Depuis 2009, l’Etat se fait appuyer par des organisations de la société civile particulièrement pour le règlement des conflits qui opposent les communautés dans le pays dogon. Force est de reconnaître que toutes ces missions de réconciliation ont réalisé des résultats médiocres parce que les conflits ont toujours repris dès le départ des délégations. Il y a donc lieu de se poser la question suivante : Pourquoi les missions successives de réconciliation furent des échecs ?
Primo, une mission de réconciliation n’est pas une promenade de santé dans son jardin. Il s’agit d’aller convaincre les populations qui ont été victimes d’un conflit (des gens qui ont perdu des biens et des vies) afin qu’elles pardonnent et redeviennent des acteurs de la paix. Dans une mission pareille, l’influence des individus et celle des organisations comptent pour que les belligérants acceptent de faire des compromis. Or, dans le cas de nos missions successives de réconciliation, l’Etat a exclusivement misé sur des associations (en perte de représentativités), des hauts fonctionnaires et grands opérateurs économiques (n’ayant de personnalité pour certain) pour donner un éclat particulier à ses activités de réconciliation sur le terrain.
Interrogés, plusieurs notables ont exprimé leur stupéfaction de ne pas trouver des personnalités représentatives dans la mission. En réalité, la plupart des personnes qualifiées de grand à Bamako, ne le sont pas dans les terroirs et leurs paroles n’influencent personne.
Secundo, l’approche de règlement qui consiste à dire : « Nous ne sommes pas venus pour savoir qui a tort et qui a raison, mais nous sommes venus vous dire de faire la paix. » En fait, une réconciliation est tout un processus avec des étapes clairement définies. Mais aucune de nos missions de réconciliation ne s’est donnée le temps de faire un diagnostic du problème pour savoir qui a commencé et qui a raison et qui a tort. Sans cela, aucune vérité sociale ne peut être établie et pas possible de procéder au pansement des frustrations. C’est pourquoi, dès leurs départs, les protagonistes reprennent leurs actions. Plus écœurant, les légitimités traditionnelles sont systématiquement exclues des missions de paix. Ni les Hogons , ni les grandes familles de marabouts encore moins les familles de chefs de cantons ne sont impliqués. Dans ce cas, quelle assise sociale et légitime peut avoir une telle mission?

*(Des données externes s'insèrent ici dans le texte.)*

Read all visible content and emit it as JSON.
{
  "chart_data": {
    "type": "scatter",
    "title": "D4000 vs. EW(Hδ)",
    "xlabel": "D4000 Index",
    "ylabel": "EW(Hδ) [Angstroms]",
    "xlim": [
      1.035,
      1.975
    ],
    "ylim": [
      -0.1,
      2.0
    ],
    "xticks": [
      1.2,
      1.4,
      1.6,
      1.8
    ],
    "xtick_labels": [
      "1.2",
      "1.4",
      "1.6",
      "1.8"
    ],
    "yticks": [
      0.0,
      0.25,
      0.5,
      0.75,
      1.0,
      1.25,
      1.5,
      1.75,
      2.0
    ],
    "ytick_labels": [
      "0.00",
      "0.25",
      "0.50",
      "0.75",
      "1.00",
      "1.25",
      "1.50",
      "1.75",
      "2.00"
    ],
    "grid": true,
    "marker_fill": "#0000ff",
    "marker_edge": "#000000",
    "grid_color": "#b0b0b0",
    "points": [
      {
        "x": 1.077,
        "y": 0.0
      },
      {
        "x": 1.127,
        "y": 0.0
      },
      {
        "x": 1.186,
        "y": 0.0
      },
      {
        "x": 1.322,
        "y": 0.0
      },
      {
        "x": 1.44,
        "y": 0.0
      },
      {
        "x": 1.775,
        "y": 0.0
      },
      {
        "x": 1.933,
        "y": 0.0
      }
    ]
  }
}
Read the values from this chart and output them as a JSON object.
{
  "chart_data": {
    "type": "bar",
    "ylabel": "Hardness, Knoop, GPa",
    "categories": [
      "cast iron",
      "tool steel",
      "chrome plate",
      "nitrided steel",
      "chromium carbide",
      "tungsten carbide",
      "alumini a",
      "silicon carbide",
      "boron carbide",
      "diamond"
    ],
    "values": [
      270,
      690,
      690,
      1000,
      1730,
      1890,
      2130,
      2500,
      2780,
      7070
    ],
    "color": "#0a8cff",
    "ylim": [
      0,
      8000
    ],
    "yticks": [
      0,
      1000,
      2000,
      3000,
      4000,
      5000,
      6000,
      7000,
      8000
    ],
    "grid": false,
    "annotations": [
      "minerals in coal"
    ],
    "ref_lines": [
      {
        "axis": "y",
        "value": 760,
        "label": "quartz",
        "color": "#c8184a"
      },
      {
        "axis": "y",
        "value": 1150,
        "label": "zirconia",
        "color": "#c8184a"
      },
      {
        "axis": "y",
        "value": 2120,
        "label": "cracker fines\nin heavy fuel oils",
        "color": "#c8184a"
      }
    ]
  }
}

En troisième lieu, il y a des personnes à Bamako, animées de mauvaises foi qui tirent les ficelles depuis Bamako parce qu’elles trouveraient leurs comptes dans ce désordre. L’Etat ne s’est jamais donné les moyens pour débusquer ces malfrats aux cols blancs et les mettre hors d’état de nuire.
Enfin le manque de suivi est le plus gros mal que nos missions de réconciliation connaissent. Une fois revenus à Bamako, ni les autorités ni les missionnaires, ne s’efforcent de donner une suite. La plupart du temps, ce sont les manques de moyens qui sont évoqués.
Cette analyse aboutissant à des critiques est faite pour améliorer le dispositif de recherche de paix et de réconciliation dans le pays dogon. Nous l’espérons constructive.